Taiwan Lecture Series - Summer Term 2024

Sinophone Authenticities/Cross-sectional perspectives
In Search for Home—Debates over Authenticity and Chineseness in Taiwan and the Sinophone Worlds

This year’s Taiwan Lecture Series is devoted to questioning Sinophone Authenticities from cross-sectional perspectives. Approaching the topic In Search for Home—Authenticity and Chineseness in Taiwan and the Sinophone Worlds, it will consist of four sections, and offer views from art, politics, literature and gender studies. It will begin with a section “Contesting Home—Artistic Renderings” with Taiwan Sound and Visual Artist, FENG Chi-han (Taiwan/Hong Kong), a second section on “Post-Chineseness in Taiwan Politics” with SHIH Chih-yu (National Taiwan University), a third on “Travel Writing and Taiwan Identities” with LIN Shu-hui (National Taiwan Normal University), and a last on “Homing Feminism in the Sinophone World” with Paola ZAMPERINI (Northwestern University).

Schedule and participation

  • For a detailed schedule please refer to moodle (password required from Prof. Mittler).
  • If you have quesions regarding participation and requirements, please contact Prof. Mittler

Lecturers

Chi-Han Feng is a Sound and Visual Artist, Architectural Designer and Freelance Writer. She lives and works in Taipei, Taiwan, with a Taiwanese-Hongkong background. In 2020 she graduated from the Hochschule für Bildende Künste Städelschule, Frankfurt a.M, she also holds an M.A. in Architecture. Current works focus on digital art, bodily sensation, perception, complex embodiment, and the transformation method. She has been using visual and auditory elements to note her sibling‘s daily life to convey his unique perception and to creat a new language/ medium through experiments, installations, and performances. Her aim is to find ways to re-examine our sensory perception. In Heidelberg, she will be the director for a reconsideration of Georg Friedrich Händel’s Israel in Egypt: Auf der Suche nach Heimat?!

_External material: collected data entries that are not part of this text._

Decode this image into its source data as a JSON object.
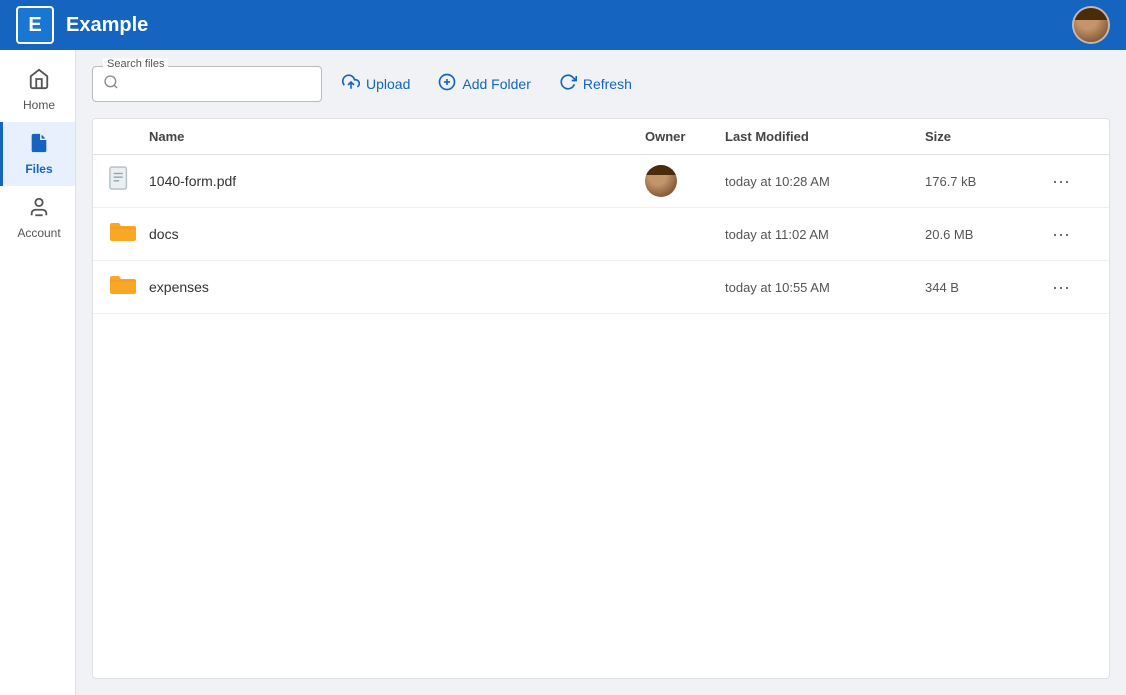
{
  "app": {
    "logo_letter": "E",
    "title": "Example"
  },
  "header": {
    "avatar_alt": "User avatar"
  },
  "sidebar": {
    "items": [
      {
        "id": "home",
        "label": "Home",
        "icon": "🏠",
        "active": false
      },
      {
        "id": "files",
        "label": "Files",
        "icon": "📄",
        "active": true
      },
      {
        "id": "account",
        "label": "Account",
        "icon": "👤",
        "active": false
      }
    ]
  },
  "toolbar": {
    "search_label": "Search files",
    "search_placeholder": "",
    "upload_label": "Upload",
    "add_folder_label": "Add Folder",
    "refresh_label": "Refresh"
  },
  "table": {
    "columns": [
      "Name",
      "Owner",
      "Last Modified",
      "Size",
      ""
    ],
    "rows": [
      {
        "id": "row-1",
        "type": "file",
        "name": "1040-form.pdf",
        "has_owner": true,
        "last_modified": "today at 10:28 AM",
        "size": "176.7 kB"
      },
      {
        "id": "row-2",
        "type": "folder",
        "name": "docs",
        "has_owner": false,
        "last_modified": "today at 11:02 AM",
        "size": "20.6 MB"
      },
      {
        "id": "row-3",
        "type": "folder",
        "name": "expenses",
        "has_owner": false,
        "last_modified": "today at 10:55 AM",
        "size": "344 B"
      }
    ]
  }
}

Chih-yu Shih is National Chair Professor of the Ministry of Education and University Chair Professor of Political Science at National Taiwan University. With his concept of Post-Chineseness and combining the fields of international relations, cultural politics, and intellectual history, Shih boldly challenges the essentialized notion of Chineseness in existing scholarship through the revelation of the multiplicity and complexity of the uses of Chineseness by strategically conceived insiders, outsiders, and those in-between. He is the author and editor of many books, including Colonial Legacies and Contemporary Studies of China and Chineseness: Unlearning Binaries, Strategizing Self and Post-Chineseness: Cultural Politics and International Relations.

Shu-hui, Lin is Professor at the Department of Taiwan Culture, Languages and Literature at National Taiwan Normal University. She specializes in research on travel writing, Taiwan literature, and culture. Her publications include Customs, Memories and Enlightenments: A Digital Archive of Taiwanese Cultural Discourse, The Mood of the Travelers: Taiwanese Travel Writings during the Japanese Colonial Period, Represent Culture: Imagined and Discourse of Moving during Modern Period in Taiwan, and Imagining Space-Time in Taiwan Fiction.

Paola Zamperini is Associate Professor in Chinese Literature and Culture, and Gender and Sexuality Studies at Northwestern University, Chicago. She has written and published extensively about representations of prostitution, female suicide, fashion theory and history, pornography, and spiritual resonance, in Chinese literature and culture and beyond, including the sinophone worlds in Taiwan, Hong Kong, Tibet and elsewhere e.g. Lost Bodies. Prostitution and Masculinity in Chinese Fiction. She has recently completed her manuscript Sinopornologies. Writing Sex in Late Imperial Fiction and is currently working on a monograph on gambling and gender, and another on fashion and desire in early modern literature.